El viernes el president, el vicepresident, la presidenta del Parlament y la alcaldesa Ada Colau enviaron una carta al Rey urgiendo una negociación de último minuto. Está bien, pero excepto en el caso de Ada Colau -cuya elasticidad permite apoyar sin apoyarlo un referéndum que no cree que sea un referéndum-, los otros tres firmantes están en fuera de juego.

Es poco creíble pedir negociar tras romper el Estado de Derecho. Lo del Parlament no fue una digna y enérgica protesta. Violó el propio Estatut al convocar un referéndum que implicaría su abolición cuando para cualquier cambio se exige una mayoría previa de dos tercios, o sea, 90 diputados. Además, quiso crear una nueva legalidad catalana, al margen de la española, rompiendo la Constitución del 78. El error es mayúsculo ya que, como ha advertido el lendakari Iñigo Urkullu, el Parlament ha aprobado esas leyes con procedimientos que dejan sin efecto el Estatut, «-lo que invalida el ámbito jurídico construido hasta ahora». Es irresponsable.

Pero lo peor es que crear una nueva legalidad catalana destruiría el Estado de Derecho. Algunos lo califican de golpe de Estado, pero en España esta expresión se ha utilizado siempre para rupturas de la legalidad a cargo de militares. No es el caso. Pero tampoco es una revolución ya que el protagonista ha sido una parte del aparato de ese Estado: un parlamento y un gobierno autonómico.

No discutamos calificativos. Lo evidente es que solo puede haber una legalidad. No pueden coexistir una nueva legalidad catalana y una vieja legalidad española. Una de las dos tiene que imponerse y la realidad actual de vigencia de la ley española, salvo en los casos en que la Generalitat hace uso de la nueva y el Gobierno español de facto lo consiente, solo puede durar -como máximo- unos días. Una tiene que aplastar a la otra y el empate es imposible. Un agudo empresario me comenta que dijo eso en Madrid citando el juego del ratón y el gato. Al final, el gato se come al ratón. Todos lo juzgaron muy acertado, hasta que añadió que había que esperar al final para saber quién era el ratón y quién el gato. Así es. Pero el cálculo de probabilidades existe.

El reto ha sido antiestatutario, anticonstitucional e ilegítimo porque el 47,8% obtenido en las elecciones -convocadas como plebiscito- del 2015 no da legitimidad. Además, ha sido temerario. ¿Esperando que las instancias europeas socorrieran al 47,8%? El presidente del Parlamento europeo, el italiano Antonio Tajani, ha dicho a este diario algo indicativo: «Los catalanes son ciudadanos europeos por ser españoles». Guste o no guste, el derecho positivo -el que cuenta- dice eso.

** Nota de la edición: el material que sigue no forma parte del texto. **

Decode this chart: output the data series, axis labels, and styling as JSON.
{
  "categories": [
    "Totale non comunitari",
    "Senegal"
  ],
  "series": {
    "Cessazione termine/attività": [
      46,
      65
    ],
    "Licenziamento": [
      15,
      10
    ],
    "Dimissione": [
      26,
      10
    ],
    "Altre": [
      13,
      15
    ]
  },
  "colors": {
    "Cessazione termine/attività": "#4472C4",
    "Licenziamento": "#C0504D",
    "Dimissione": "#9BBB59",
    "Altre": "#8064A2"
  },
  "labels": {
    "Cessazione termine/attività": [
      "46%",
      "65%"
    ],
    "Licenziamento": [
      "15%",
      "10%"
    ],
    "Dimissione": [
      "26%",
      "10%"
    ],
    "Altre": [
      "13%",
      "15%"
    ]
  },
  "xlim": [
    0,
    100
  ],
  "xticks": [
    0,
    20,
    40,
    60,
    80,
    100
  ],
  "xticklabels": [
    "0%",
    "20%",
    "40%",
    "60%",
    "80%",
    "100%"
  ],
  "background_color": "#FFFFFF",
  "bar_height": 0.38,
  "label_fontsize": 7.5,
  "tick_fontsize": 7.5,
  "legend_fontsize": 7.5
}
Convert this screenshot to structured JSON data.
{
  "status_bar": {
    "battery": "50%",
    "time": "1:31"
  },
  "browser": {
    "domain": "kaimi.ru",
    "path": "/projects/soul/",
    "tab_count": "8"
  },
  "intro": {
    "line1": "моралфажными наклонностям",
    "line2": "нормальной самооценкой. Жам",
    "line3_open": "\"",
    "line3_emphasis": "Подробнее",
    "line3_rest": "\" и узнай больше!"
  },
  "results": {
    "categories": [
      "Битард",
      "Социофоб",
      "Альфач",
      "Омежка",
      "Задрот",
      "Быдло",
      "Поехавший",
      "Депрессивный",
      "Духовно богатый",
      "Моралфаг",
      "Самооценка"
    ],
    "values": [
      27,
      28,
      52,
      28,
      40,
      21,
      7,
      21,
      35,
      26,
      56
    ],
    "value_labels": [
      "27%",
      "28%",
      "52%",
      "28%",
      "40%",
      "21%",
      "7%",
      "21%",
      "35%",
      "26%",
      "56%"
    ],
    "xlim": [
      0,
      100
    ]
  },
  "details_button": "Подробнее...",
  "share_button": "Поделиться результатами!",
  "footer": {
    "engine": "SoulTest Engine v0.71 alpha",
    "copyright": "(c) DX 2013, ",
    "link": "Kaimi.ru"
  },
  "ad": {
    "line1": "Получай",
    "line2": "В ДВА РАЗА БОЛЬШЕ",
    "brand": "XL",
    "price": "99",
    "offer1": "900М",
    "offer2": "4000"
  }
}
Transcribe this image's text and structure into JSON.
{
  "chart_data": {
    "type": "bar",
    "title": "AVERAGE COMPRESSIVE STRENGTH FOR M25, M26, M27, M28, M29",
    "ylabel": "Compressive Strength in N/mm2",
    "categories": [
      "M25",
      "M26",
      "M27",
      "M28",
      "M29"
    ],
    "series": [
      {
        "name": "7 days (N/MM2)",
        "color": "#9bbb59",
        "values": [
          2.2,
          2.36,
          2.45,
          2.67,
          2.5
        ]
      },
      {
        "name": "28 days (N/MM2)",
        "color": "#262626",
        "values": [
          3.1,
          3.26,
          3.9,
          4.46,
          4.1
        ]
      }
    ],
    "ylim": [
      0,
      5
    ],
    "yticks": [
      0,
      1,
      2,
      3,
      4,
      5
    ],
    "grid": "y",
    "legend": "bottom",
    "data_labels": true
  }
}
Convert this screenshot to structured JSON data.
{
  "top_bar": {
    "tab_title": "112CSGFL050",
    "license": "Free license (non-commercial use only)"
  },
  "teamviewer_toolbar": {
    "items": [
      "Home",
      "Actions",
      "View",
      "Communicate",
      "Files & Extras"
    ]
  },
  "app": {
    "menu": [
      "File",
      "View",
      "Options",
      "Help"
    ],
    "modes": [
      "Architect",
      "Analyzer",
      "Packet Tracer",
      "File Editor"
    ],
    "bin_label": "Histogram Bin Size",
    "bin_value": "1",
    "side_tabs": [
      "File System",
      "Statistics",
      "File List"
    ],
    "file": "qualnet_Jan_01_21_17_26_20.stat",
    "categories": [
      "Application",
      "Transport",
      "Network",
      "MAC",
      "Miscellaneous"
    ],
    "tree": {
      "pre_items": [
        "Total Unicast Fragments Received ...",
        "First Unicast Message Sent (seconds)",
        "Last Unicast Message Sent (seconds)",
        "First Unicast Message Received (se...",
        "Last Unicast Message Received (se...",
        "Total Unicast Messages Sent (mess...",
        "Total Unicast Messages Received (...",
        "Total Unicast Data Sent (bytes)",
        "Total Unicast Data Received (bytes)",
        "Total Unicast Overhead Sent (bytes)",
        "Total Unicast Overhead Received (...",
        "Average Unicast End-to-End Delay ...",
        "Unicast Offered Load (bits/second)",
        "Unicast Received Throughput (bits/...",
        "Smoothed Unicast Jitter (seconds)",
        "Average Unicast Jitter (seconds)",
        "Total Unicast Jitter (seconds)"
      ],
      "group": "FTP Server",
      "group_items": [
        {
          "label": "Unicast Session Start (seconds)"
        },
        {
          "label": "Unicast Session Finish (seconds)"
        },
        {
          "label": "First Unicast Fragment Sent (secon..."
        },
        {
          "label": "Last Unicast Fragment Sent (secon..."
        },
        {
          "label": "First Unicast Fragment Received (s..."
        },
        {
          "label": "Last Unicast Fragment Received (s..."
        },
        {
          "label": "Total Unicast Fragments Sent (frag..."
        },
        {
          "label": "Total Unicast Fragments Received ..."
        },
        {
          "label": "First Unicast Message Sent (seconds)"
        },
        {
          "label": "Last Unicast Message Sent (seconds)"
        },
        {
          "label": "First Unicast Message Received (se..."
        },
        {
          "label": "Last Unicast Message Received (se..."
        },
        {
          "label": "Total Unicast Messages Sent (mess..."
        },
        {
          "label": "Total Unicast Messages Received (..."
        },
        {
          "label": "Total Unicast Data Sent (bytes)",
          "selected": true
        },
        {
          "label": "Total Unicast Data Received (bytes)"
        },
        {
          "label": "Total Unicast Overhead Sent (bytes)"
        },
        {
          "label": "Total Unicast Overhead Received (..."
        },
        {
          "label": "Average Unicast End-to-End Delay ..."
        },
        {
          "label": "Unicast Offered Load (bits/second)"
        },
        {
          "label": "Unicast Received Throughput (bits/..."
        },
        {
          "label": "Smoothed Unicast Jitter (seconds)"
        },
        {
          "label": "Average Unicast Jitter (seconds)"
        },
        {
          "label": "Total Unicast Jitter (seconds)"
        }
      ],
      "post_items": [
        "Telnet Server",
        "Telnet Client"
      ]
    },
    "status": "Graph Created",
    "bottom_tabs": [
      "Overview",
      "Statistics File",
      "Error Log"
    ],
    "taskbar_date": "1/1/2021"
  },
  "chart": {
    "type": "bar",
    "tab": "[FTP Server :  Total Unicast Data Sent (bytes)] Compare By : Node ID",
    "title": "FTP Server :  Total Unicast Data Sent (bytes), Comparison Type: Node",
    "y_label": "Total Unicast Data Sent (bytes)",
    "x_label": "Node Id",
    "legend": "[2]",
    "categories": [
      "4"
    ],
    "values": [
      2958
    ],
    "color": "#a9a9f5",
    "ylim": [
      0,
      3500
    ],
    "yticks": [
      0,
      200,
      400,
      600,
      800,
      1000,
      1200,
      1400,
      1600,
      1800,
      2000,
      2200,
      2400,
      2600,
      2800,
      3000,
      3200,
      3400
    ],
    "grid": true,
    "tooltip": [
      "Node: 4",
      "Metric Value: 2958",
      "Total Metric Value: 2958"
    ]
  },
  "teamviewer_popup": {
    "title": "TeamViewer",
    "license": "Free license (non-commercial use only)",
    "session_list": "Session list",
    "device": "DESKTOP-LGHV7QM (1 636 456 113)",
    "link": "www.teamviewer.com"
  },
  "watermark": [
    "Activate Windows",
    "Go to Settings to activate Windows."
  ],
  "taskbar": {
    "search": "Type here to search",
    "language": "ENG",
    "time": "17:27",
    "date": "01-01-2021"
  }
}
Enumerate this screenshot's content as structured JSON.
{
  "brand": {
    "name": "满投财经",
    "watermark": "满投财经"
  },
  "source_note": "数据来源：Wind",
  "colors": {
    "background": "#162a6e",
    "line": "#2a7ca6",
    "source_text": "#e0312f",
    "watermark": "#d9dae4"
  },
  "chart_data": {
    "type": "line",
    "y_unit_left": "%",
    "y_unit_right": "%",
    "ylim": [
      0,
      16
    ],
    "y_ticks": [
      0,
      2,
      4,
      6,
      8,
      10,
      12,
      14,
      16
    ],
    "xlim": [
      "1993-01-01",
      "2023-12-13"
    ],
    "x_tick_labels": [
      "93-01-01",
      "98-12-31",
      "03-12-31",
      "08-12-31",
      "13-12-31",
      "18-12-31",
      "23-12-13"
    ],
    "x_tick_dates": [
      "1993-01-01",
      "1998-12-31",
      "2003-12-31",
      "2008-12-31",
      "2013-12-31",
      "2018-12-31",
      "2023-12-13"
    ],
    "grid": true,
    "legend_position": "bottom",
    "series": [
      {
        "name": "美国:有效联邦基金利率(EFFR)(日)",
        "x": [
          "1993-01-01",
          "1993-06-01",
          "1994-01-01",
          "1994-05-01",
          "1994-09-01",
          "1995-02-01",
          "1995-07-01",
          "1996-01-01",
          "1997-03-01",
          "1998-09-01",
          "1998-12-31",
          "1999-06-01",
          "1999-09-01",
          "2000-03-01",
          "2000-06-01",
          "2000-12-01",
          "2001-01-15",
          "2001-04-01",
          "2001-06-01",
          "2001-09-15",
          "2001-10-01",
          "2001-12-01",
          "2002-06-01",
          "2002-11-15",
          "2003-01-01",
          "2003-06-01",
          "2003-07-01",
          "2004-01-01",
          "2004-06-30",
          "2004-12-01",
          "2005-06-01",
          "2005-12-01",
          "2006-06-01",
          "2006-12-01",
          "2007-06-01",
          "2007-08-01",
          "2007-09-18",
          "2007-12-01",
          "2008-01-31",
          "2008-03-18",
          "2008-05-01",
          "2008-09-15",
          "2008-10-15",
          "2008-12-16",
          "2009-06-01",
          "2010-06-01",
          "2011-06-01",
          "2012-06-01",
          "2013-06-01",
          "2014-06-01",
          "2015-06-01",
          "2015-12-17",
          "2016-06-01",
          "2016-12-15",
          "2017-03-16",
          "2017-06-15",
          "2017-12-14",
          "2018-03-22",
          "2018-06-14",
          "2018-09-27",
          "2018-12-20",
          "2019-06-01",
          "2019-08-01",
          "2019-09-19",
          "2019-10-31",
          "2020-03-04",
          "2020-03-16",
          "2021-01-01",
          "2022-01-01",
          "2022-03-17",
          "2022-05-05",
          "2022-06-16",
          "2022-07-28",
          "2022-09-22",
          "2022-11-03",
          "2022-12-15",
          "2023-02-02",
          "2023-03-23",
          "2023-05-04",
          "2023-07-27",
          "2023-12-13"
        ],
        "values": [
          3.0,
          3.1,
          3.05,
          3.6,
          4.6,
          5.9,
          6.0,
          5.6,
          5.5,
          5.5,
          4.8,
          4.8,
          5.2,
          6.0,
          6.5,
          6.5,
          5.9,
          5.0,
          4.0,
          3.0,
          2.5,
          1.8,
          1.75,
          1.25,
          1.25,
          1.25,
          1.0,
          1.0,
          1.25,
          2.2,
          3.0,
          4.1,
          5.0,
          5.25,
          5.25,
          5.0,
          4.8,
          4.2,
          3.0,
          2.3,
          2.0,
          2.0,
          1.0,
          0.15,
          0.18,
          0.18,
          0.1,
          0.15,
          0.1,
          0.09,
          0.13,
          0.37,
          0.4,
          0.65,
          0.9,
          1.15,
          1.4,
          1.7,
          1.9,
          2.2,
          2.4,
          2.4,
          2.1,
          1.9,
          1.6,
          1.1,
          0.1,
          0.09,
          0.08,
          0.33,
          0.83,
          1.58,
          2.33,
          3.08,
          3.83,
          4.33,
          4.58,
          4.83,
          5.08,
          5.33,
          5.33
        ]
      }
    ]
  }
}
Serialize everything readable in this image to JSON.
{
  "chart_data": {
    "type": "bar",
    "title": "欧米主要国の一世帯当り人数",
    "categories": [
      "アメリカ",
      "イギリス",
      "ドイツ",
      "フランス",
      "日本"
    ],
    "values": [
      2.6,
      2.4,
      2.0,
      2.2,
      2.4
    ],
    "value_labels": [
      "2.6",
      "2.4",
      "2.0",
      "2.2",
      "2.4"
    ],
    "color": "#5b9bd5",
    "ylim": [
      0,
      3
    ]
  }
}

Gritar y protestar contra un agravio como el recorte del Estatut del 2006 es legítimo y legal. Crear una legalidad insurreccional es otra cosa. No se trata ya de lo que diga el Tribunal Constitucional cuya autoridad moral -no jurídica- es discutible desde los cuatro años (2006-2010) en que colocaron el Estatut (del que Artur Mas expulsó a ERC) en un limbo amenizado con sucias maniobras. En España hay cuatro asociaciones judiciales -desde la derechista APM hasta la muy progresista Jueces para la Democracia- que siempre discrepan en todo. Pero el jueves hicieron un comunicado conjunto que dice: «Una autoridad que conscientemente se rebela contra la norma constitucional que la legitima pierde el carácter de autoridad y no tiene que ser obedecida».

Es así. La autoridad efectiva de la Generalitat no viene de la historia, o de una firme decisión patriótico-revolucionaria, o de Montserrat, sino de la Constitución y el Estatut. Si Cataluña no ganó la batalla del Estatut (porque España no entendió y también por la división interna), ¿puede lograr la independencia cuando según el CEO el 49% no la quiere?

Ahora la gran cuestión es cómo gestionar unos días la coexistencia de facto de dos legalidades. El independentismo se ha equivocado. El Estado no debería hacerlo. El imperio de la ley exige inteligencia. Aplicar la ley sin inteligencia llevaría al desastre. Y hay cosas inquietantes que pueden crear mucha confusión. Imputar a 712 alcaldes por ceder locales cuando en el momento que lo hicieron era legal (el TC no había anulado la ley de referéndum) y amenazarles con la conducción policial, es todo menos proporcional. Y el fiscal general no tiene ninguna autoridad jurídica ni moral para afirmar que miles y miles de catalanes están abducidos por la Generalitat.

Tras el 1 de octubre vendrá el 2 y sería bueno -para todos- no romper cristales en vano. ¿Hay firmeza sin profesionalidad?